El decurión asintió con la cabeza.

– ¿Le gritasteis al hermano que se detuviera? -preguntó Eadulf-. ¿Creísteis que se comportaba de manera sospechosa?

El decurión contestó complacido.

– Al principio no. Cuando llegué al pasadizo y vi al hermano en la otra punta, también observé que la puerta de los aposentos del arzobispo estaba ligeramente entreabierta. Llamé al arzobispo y al no oír respuesta alguna la empujé y volví a llamarlo. Como no oí nada, entré.

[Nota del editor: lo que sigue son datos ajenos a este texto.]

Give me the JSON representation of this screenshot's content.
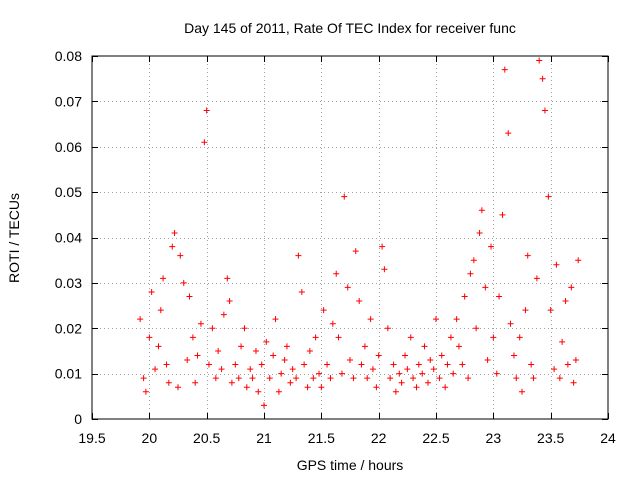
{
  "chart_data": {
    "type": "scatter",
    "title": "Day 145 of 2011, Rate Of TEC Index for receiver func",
    "xlabel": "GPS time / hours",
    "ylabel": "ROTI / TECUs",
    "xlim": [
      19.5,
      24
    ],
    "ylim": [
      0,
      0.08
    ],
    "xticks": [
      19.5,
      20,
      20.5,
      21,
      21.5,
      22,
      22.5,
      23,
      23.5,
      24
    ],
    "xtick_labels": [
      "19.5",
      "20",
      "20.5",
      "21",
      "21.5",
      "22",
      "22.5",
      "23",
      "23.5",
      "24"
    ],
    "yticks": [
      0,
      0.01,
      0.02,
      0.03,
      0.04,
      0.05,
      0.06,
      0.07,
      0.08
    ],
    "ytick_labels": [
      "0",
      "0.01",
      "0.02",
      "0.03",
      "0.04",
      "0.05",
      "0.06",
      "0.07",
      "0.08"
    ],
    "grid": true,
    "marker": "+",
    "marker_color": "#ff0000",
    "series": [
      {
        "x": [
          19.92,
          19.95,
          19.97,
          20.0,
          20.02,
          20.05,
          20.08,
          20.1,
          20.12,
          20.15,
          20.17,
          20.2,
          20.22,
          20.25,
          20.27,
          20.3,
          20.33,
          20.35,
          20.38,
          20.4,
          20.42,
          20.45,
          20.48,
          20.5,
          20.52,
          20.55,
          20.58,
          20.6,
          20.63,
          20.65,
          20.68,
          20.7,
          20.72,
          20.75,
          20.78,
          20.8,
          20.83,
          20.85,
          20.88,
          20.9,
          20.93,
          20.95,
          20.98,
          21.0,
          21.02,
          21.05,
          21.08,
          21.1,
          21.13,
          21.15,
          21.18,
          21.2,
          21.23,
          21.25,
          21.28,
          21.3,
          21.33,
          21.35,
          21.38,
          21.4,
          21.43,
          21.45,
          21.48,
          21.5,
          21.52,
          21.55,
          21.58,
          21.6,
          21.63,
          21.65,
          21.68,
          21.7,
          21.73,
          21.75,
          21.78,
          21.8,
          21.83,
          21.85,
          21.88,
          21.9,
          21.93,
          21.95,
          21.98,
          22.0,
          22.03,
          22.05,
          22.08,
          22.1,
          22.13,
          22.15,
          22.18,
          22.2,
          22.23,
          22.25,
          22.28,
          22.3,
          22.33,
          22.35,
          22.38,
          22.4,
          22.43,
          22.45,
          22.48,
          22.5,
          22.53,
          22.55,
          22.58,
          22.6,
          22.63,
          22.65,
          22.68,
          22.7,
          22.73,
          22.75,
          22.78,
          22.8,
          22.83,
          22.85,
          22.88,
          22.9,
          22.93,
          22.95,
          22.98,
          23.0,
          23.03,
          23.05,
          23.08,
          23.1,
          23.13,
          23.15,
          23.18,
          23.2,
          23.23,
          23.25,
          23.28,
          23.3,
          23.33,
          23.35,
          23.38,
          23.4,
          23.43,
          23.45,
          23.48,
          23.5,
          23.53,
          23.55,
          23.58,
          23.6,
          23.63,
          23.65,
          23.68,
          23.7,
          23.72,
          23.74
        ],
        "y": [
          0.022,
          0.009,
          0.006,
          0.018,
          0.028,
          0.011,
          0.016,
          0.024,
          0.031,
          0.012,
          0.008,
          0.038,
          0.041,
          0.007,
          0.036,
          0.03,
          0.013,
          0.027,
          0.018,
          0.008,
          0.014,
          0.021,
          0.061,
          0.068,
          0.012,
          0.02,
          0.009,
          0.015,
          0.011,
          0.023,
          0.031,
          0.026,
          0.008,
          0.012,
          0.009,
          0.016,
          0.02,
          0.007,
          0.011,
          0.009,
          0.015,
          0.006,
          0.012,
          0.003,
          0.017,
          0.009,
          0.014,
          0.022,
          0.006,
          0.01,
          0.013,
          0.016,
          0.008,
          0.011,
          0.009,
          0.036,
          0.028,
          0.012,
          0.007,
          0.015,
          0.009,
          0.018,
          0.01,
          0.007,
          0.024,
          0.012,
          0.009,
          0.021,
          0.032,
          0.018,
          0.01,
          0.049,
          0.029,
          0.013,
          0.009,
          0.037,
          0.026,
          0.012,
          0.016,
          0.009,
          0.022,
          0.011,
          0.007,
          0.014,
          0.038,
          0.033,
          0.02,
          0.009,
          0.012,
          0.006,
          0.01,
          0.008,
          0.014,
          0.011,
          0.018,
          0.009,
          0.007,
          0.012,
          0.01,
          0.016,
          0.008,
          0.013,
          0.011,
          0.022,
          0.009,
          0.014,
          0.007,
          0.012,
          0.018,
          0.01,
          0.022,
          0.016,
          0.012,
          0.027,
          0.009,
          0.032,
          0.035,
          0.02,
          0.041,
          0.046,
          0.029,
          0.013,
          0.038,
          0.018,
          0.01,
          0.027,
          0.045,
          0.077,
          0.063,
          0.021,
          0.014,
          0.009,
          0.018,
          0.006,
          0.024,
          0.036,
          0.012,
          0.009,
          0.031,
          0.079,
          0.075,
          0.068,
          0.049,
          0.024,
          0.011,
          0.034,
          0.009,
          0.017,
          0.026,
          0.012,
          0.029,
          0.008,
          0.013,
          0.035
        ]
      }
    ]
  }
}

– ¿Estaba bien iluminada la estancia? -preguntó Fidelma.

– Perfectamente, hermana. La velas ardían en ambas habitaciones.

– ¿Y qué visteis?

– Al entrar no detecté nada inquietante, pero vi que la tapa del baúl estaba levantada -hizo un gesto hacia el baúl que había contenido el tesoro-. No había nada en el baúl, y nada a su alrededor que pudiera haber sido sacado de allí.

– Muy bien. ¿Y luego? -interrogó Fidelma otra vez, cuando él se detuvo.

– Volví a llamar al arzobispo. Me dirigí a su habitación. Entonces vi su cuerpo.

– Describid en qué postura estaba el cuerpo.

– Si me lo permitís, os lo mostraré.